Things to Do

Youth Lagoon Brings His Sad-Eyed Dream Pop to the 9:30 Club

Trevor Powers, whose stage name is Youth Lagoon, says his music is like a personal diary. Photo by Matt de Jong.

Back-to-basics albums have become a cliché nowadays, but for Youth Lagoon’s Trevor Powers, making one was almost inevitable. After the aching bedroom pop sounds of his debut, the Year of Hibernation, Powers pivoted hard with 2013’s Wondrous Bughouse, a record of hazy, Animal Collective-like psychedelic rock. His latest release, Savage Hills Ballroom, may be full of electronic flourishes and orchestral instruments, but it’s largely a return to the warm, hushed dreaminess of his debut.

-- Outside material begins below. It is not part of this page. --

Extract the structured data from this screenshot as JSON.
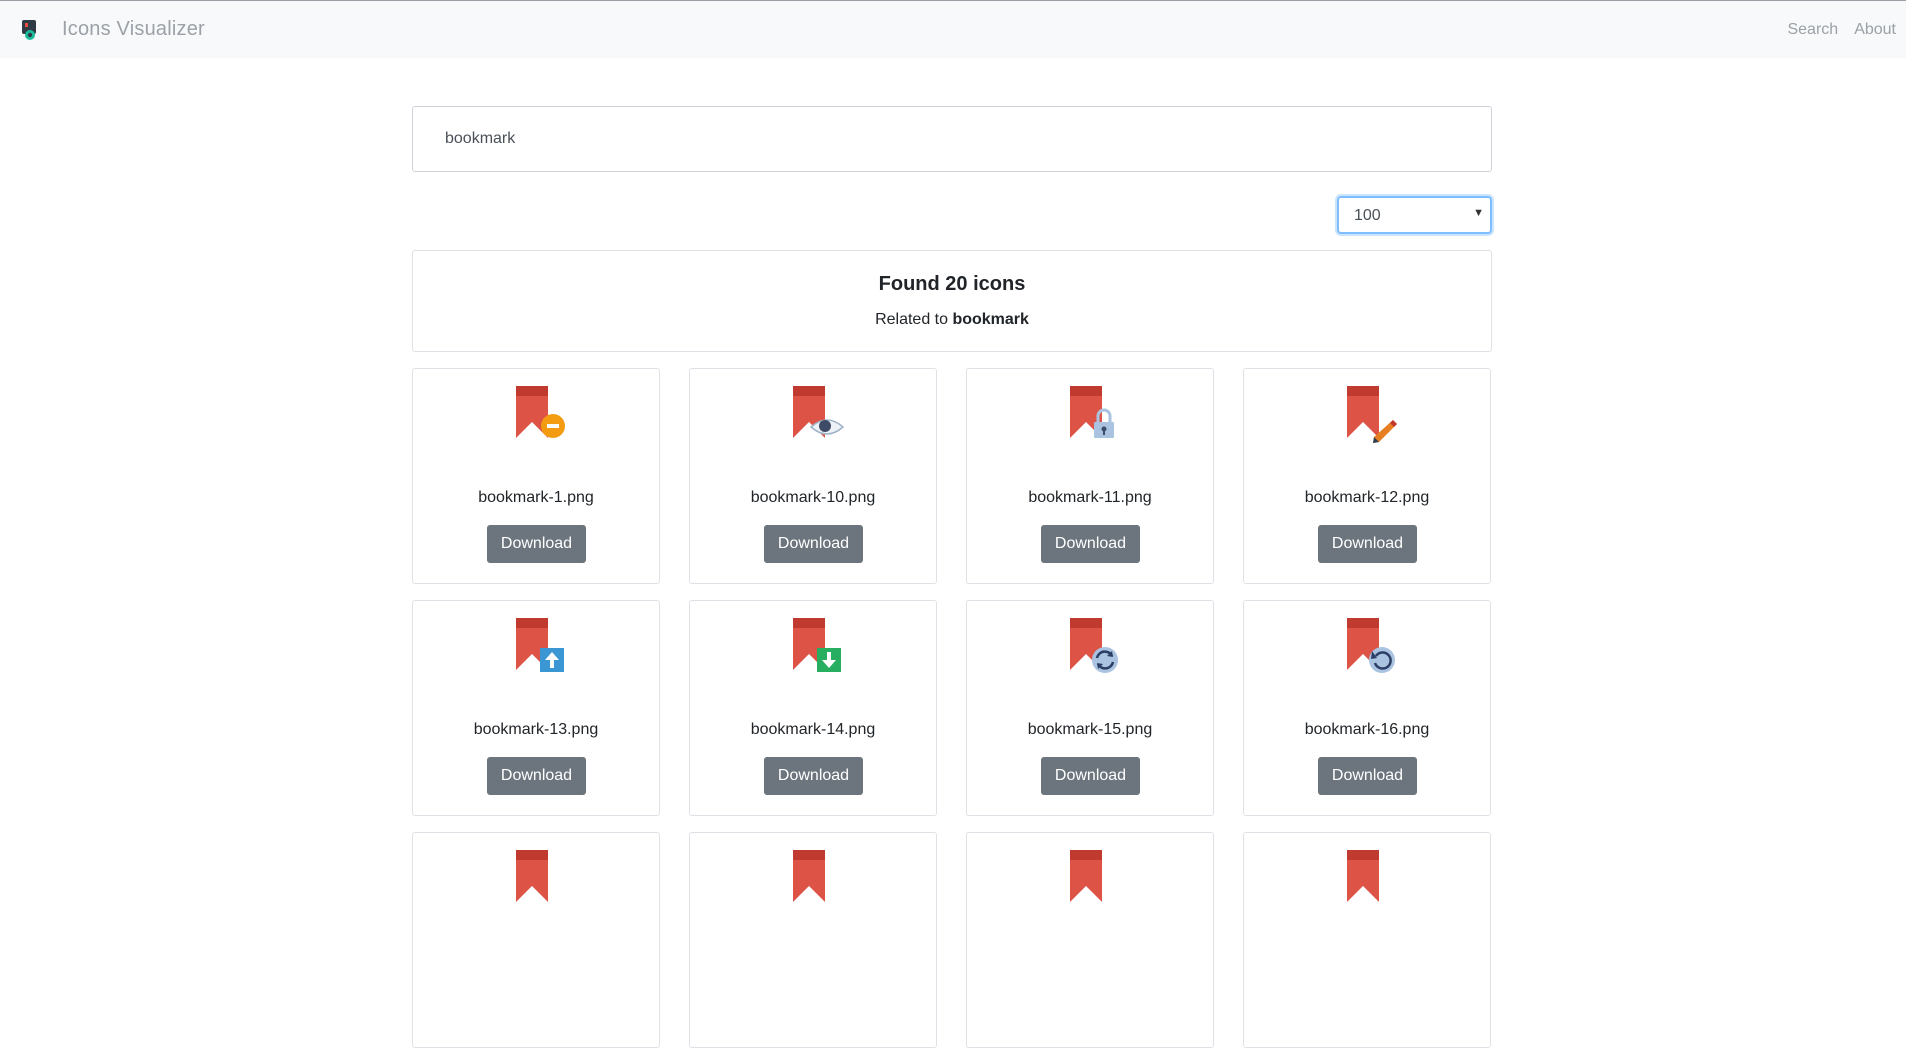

For Powers, though, the album marks the next logical chapter in the Youth Lagoon narrative, which he can now control at his will thanks to his recent success. “Back when I had first started the project, I didn’t have the same resources that I do now, even down to people that I know who are horn players and string players,” he says. “I have a lot more that I am capable of playing around with.”

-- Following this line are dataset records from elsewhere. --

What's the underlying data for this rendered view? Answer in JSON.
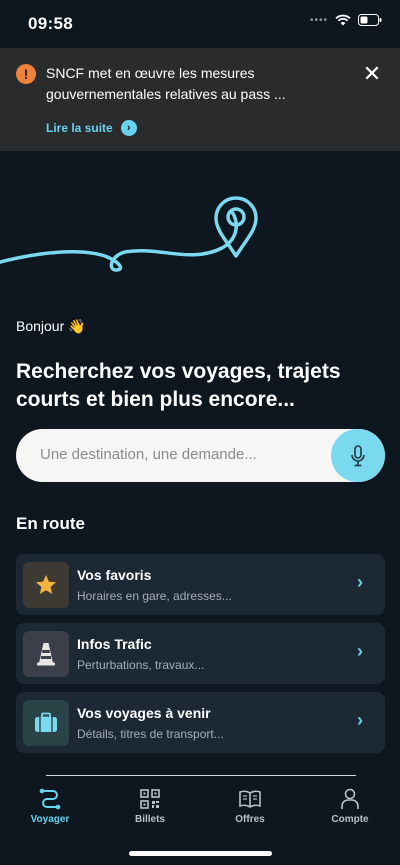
{
  "status_bar": {
    "time": "09:58"
  },
  "alert": {
    "icon": "warning-circle-icon",
    "text": "SNCF met en œuvre les mesures gouvernementales relatives au pass ...",
    "link_label": "Lire la suite",
    "close_icon": "close-icon",
    "accent_color": "#f0813b"
  },
  "greeting": "Bonjour 👋",
  "headline": "Recherchez vos voyages, trajets courts et bien plus encore...",
  "search": {
    "placeholder": "Une destination, une demande...",
    "mic_icon": "microphone-icon"
  },
  "section_title": "En route",
  "cards": [
    {
      "icon": "star-icon",
      "title": "Vos favoris",
      "subtitle": "Horaires en gare, adresses...",
      "icon_bg": "#3d3a33",
      "icon_color": "#f3b53f"
    },
    {
      "icon": "traffic-cone-icon",
      "title": "Infos Trafic",
      "subtitle": "Perturbations, travaux...",
      "icon_bg": "#3a3f4a",
      "icon_color": "#ffffff"
    },
    {
      "icon": "suitcase-icon",
      "title": "Vos voyages à venir",
      "subtitle": "Détails, titres de transport...",
      "icon_bg": "#2a4347",
      "icon_color": "#7ad8ef"
    }
  ],
  "tabs": [
    {
      "icon": "route-icon",
      "label": "Voyager",
      "active": true
    },
    {
      "icon": "qr-code-icon",
      "label": "Billets",
      "active": false
    },
    {
      "icon": "book-icon",
      "label": "Offres",
      "active": false
    },
    {
      "icon": "user-icon",
      "label": "Compte",
      "active": false
    }
  ],
  "colors": {
    "accent": "#68d3ee",
    "background": "#0e1620",
    "card": "#1d2835"
  }
}
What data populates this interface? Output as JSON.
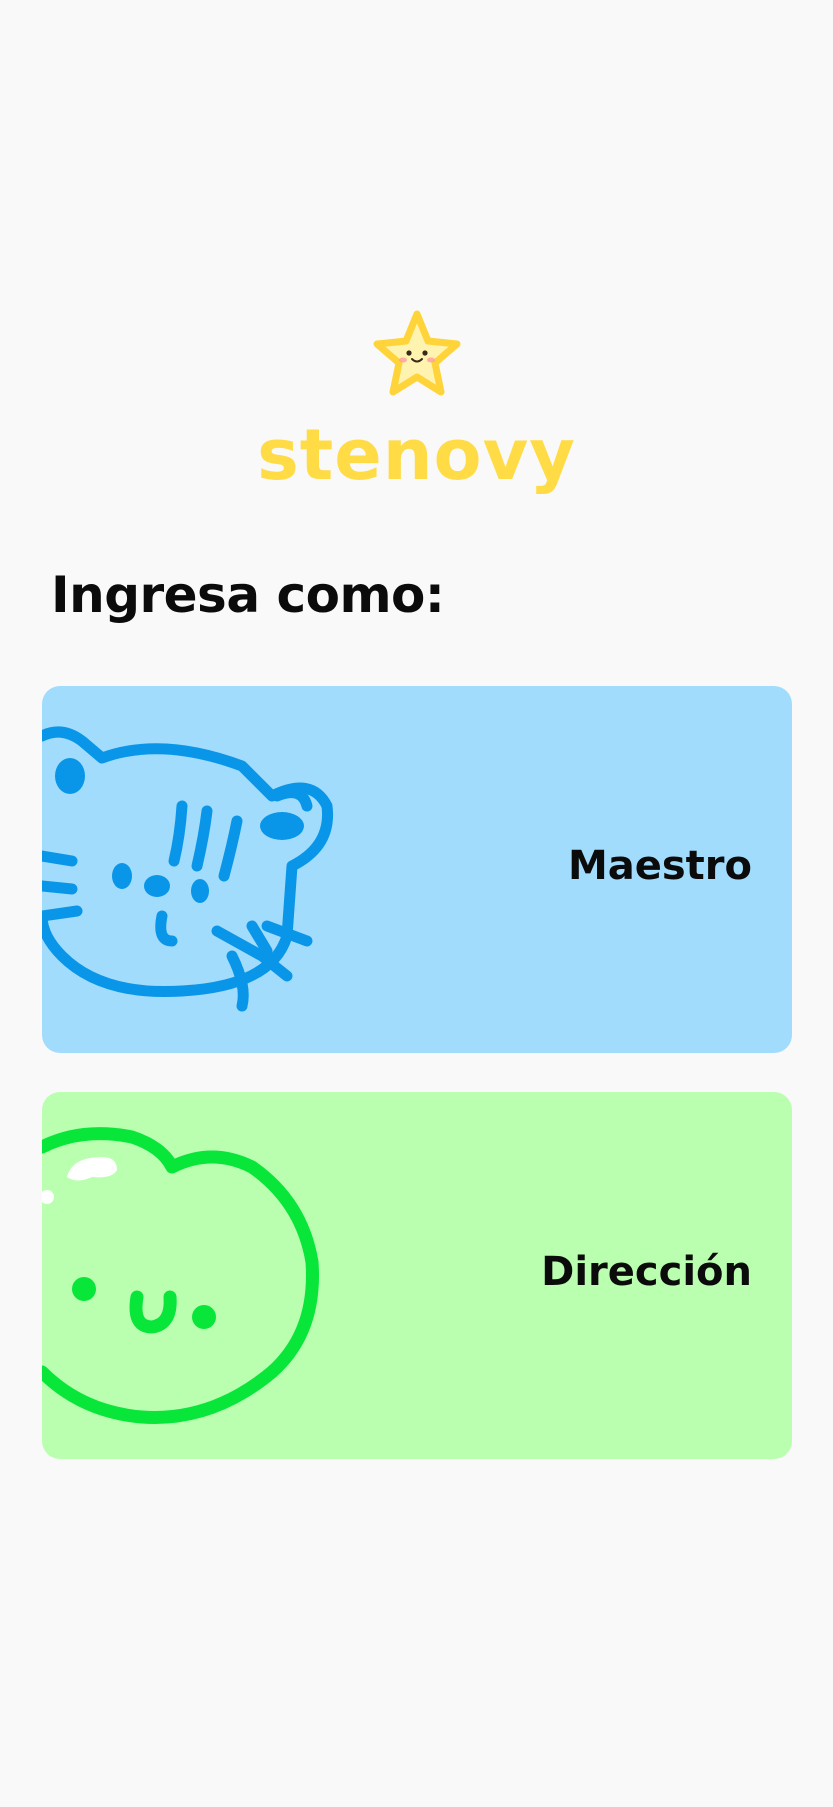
{
  "app": {
    "brand_name": "stenovy",
    "logo_icon": "star-face-icon"
  },
  "login": {
    "heading": "Ingresa como:"
  },
  "roles": [
    {
      "label": "Maestro",
      "illustration": "cat-face-icon",
      "background": "#a1dcfd",
      "accent": "#0a96e8"
    },
    {
      "label": "Dirección",
      "illustration": "apple-face-icon",
      "background": "#baffaf",
      "accent": "#08e63a"
    }
  ],
  "colors": {
    "background": "#f9f9f9",
    "brand": "#ffdc45",
    "text": "#0b0b0b"
  }
}
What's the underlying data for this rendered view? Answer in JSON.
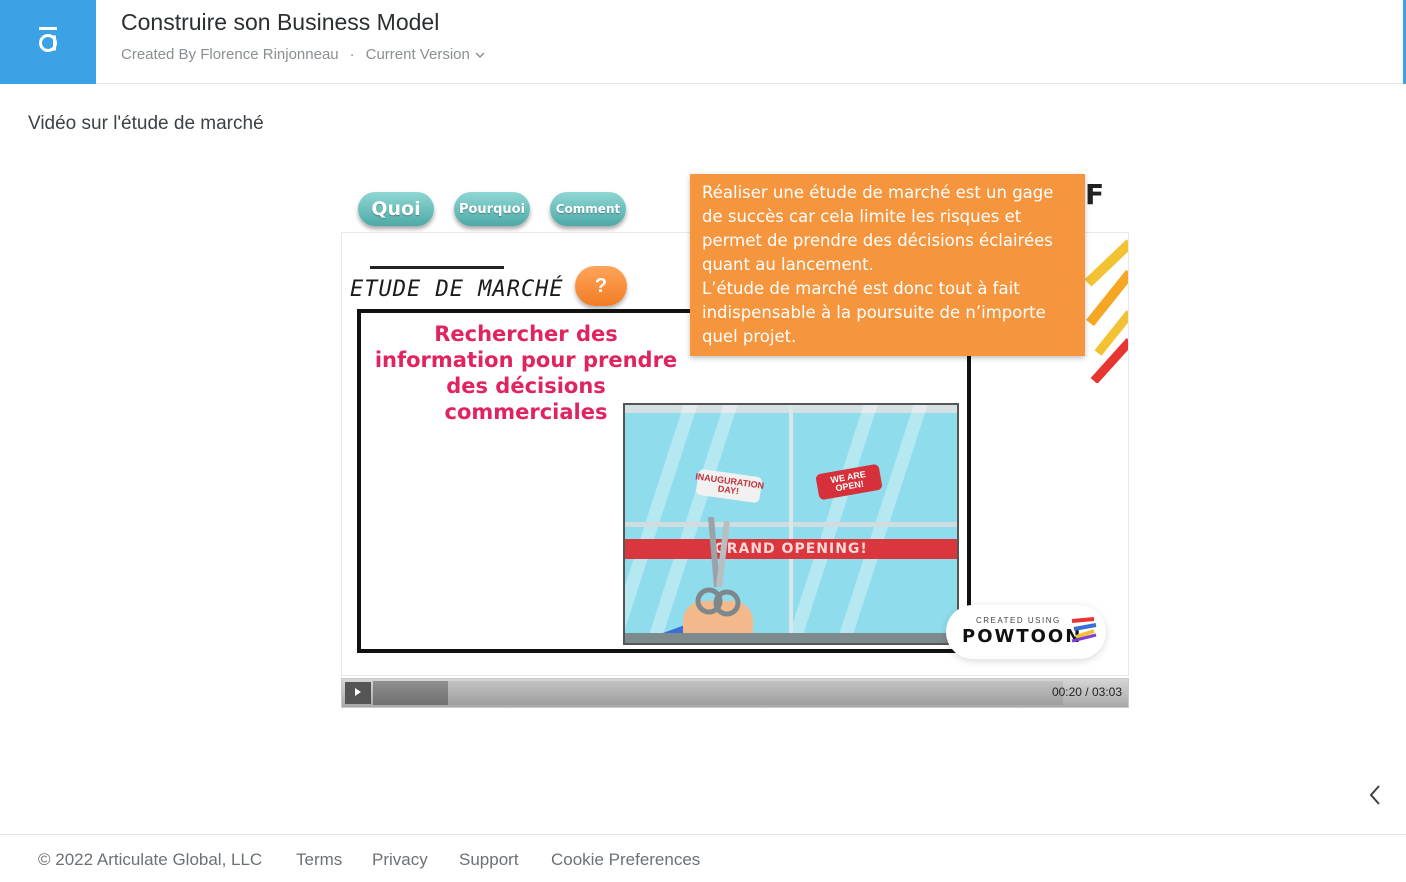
{
  "header": {
    "logo_glyph": "ā",
    "course_title": "Construire son Business Model",
    "author": "Created By Florence Rinjonneau",
    "separator": "·",
    "version_label": "Current Version",
    "accent_color": "#3ba2e6"
  },
  "lesson": {
    "title": "Vidéo sur l'étude de marché"
  },
  "video": {
    "tabs": [
      "Quoi",
      "Pourquoi",
      "Comment"
    ],
    "corner_letter": "F",
    "slide_title": "ETUDE DE MARCHÉ",
    "question_label": "?",
    "board_text": "Rechercher des information pour prendre des décisions commerciales",
    "sign_left": "INAUGURATION DAY!",
    "sign_right": "WE ARE OPEN!",
    "ribbon_text": "GRAND OPENING!",
    "watermark_small": "CREATED USING",
    "watermark_big": "POWTOON",
    "tooltip_para1": "Réaliser une étude de marché est un gage de succès car cela limite les risques et permet de prendre des décisions éclairées quant au lancement.",
    "tooltip_para2": "L’étude de marché est donc tout à fait indispensable à la poursuite de n’importe quel projet.",
    "tooltip_color": "#f5963f",
    "time_display": "00:20 / 03:03",
    "progress_fraction": 0.109
  },
  "footer": {
    "copyright": "© 2022 Articulate Global, LLC",
    "links": [
      "Terms",
      "Privacy",
      "Support",
      "Cookie Preferences"
    ]
  }
}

Despite the evolution of his sound, there’s an aesthetic to Powers’s music that has been consistent since 2011, when he began performing under the Youth Lagoon moniker. Nearly all of his songs, no matter how simple or layered, feature his high-pitched vocal croon and electric piano. The same goes for lyrics. Powers is a yearner, constantly trying to capture some feeling of the past that may be dead and gone.

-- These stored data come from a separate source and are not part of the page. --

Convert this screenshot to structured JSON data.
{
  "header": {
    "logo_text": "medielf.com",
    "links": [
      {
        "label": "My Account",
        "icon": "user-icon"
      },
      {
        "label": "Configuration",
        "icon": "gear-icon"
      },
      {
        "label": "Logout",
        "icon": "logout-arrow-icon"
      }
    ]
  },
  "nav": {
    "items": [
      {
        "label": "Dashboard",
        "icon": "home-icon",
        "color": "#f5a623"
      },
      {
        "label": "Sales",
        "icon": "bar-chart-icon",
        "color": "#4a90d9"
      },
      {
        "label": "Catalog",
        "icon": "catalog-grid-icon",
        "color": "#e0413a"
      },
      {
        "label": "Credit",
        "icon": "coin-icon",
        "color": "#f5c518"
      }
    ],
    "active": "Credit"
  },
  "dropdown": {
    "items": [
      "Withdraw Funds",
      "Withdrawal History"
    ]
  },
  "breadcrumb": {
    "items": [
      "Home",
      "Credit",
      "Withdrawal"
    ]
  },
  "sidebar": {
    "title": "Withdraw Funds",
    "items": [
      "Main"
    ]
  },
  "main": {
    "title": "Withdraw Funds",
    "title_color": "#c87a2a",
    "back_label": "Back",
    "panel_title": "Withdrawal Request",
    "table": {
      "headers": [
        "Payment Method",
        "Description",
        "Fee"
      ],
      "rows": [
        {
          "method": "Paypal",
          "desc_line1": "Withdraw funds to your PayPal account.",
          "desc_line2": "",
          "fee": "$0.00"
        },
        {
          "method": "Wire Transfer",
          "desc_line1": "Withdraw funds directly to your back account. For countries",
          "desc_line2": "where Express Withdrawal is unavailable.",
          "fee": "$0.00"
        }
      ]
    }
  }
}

For Savage Hills Ballroom, he connected with this sentiment by taking late night runs through his rural Idaho neighborhood, which reminded him of the town in Edward Scisshorhands. Those trips got Powers thinking about the fading ideal of suburban perfection, the way troubled people use lavish homes and properties to mask their discontent with life. “I kept getting caught up on that idea that people were trying to put up this front,” he says. “So I started thinking about ballrooms, gold, and having gold in my face, and almost making a satire of that idea like, ‘If you want perfect, I’ll give you perfect.’”

That theme comes to life in songs like the trip hop-y “The Knower” (“Everybody wants to think that they won’t grow old/ Yet they keep aging”) or in the percussive, anthemic “No One Can Tell,” where Powers describes a sad, sloppy ballroom party: “You’re fetching in the cobwebs/ Dress is stained with wine.”

When Powers plays the 9:30 Club in DC on November 1, he hopes to channel the essence of his new material. Weaving in songs from Wondrous Bughouse and the Year of Hibernation shouldn’t be too difficult though. Youth Lagoon is his personal diary where every story, no matter the context, is told by the same narrator. “I view the songs from a clean slate,” he says. “I’ve been doing Youth Lagoon now for almost five years. A lot has changed, but you have to view the songs from an open mind to make them mesh together.”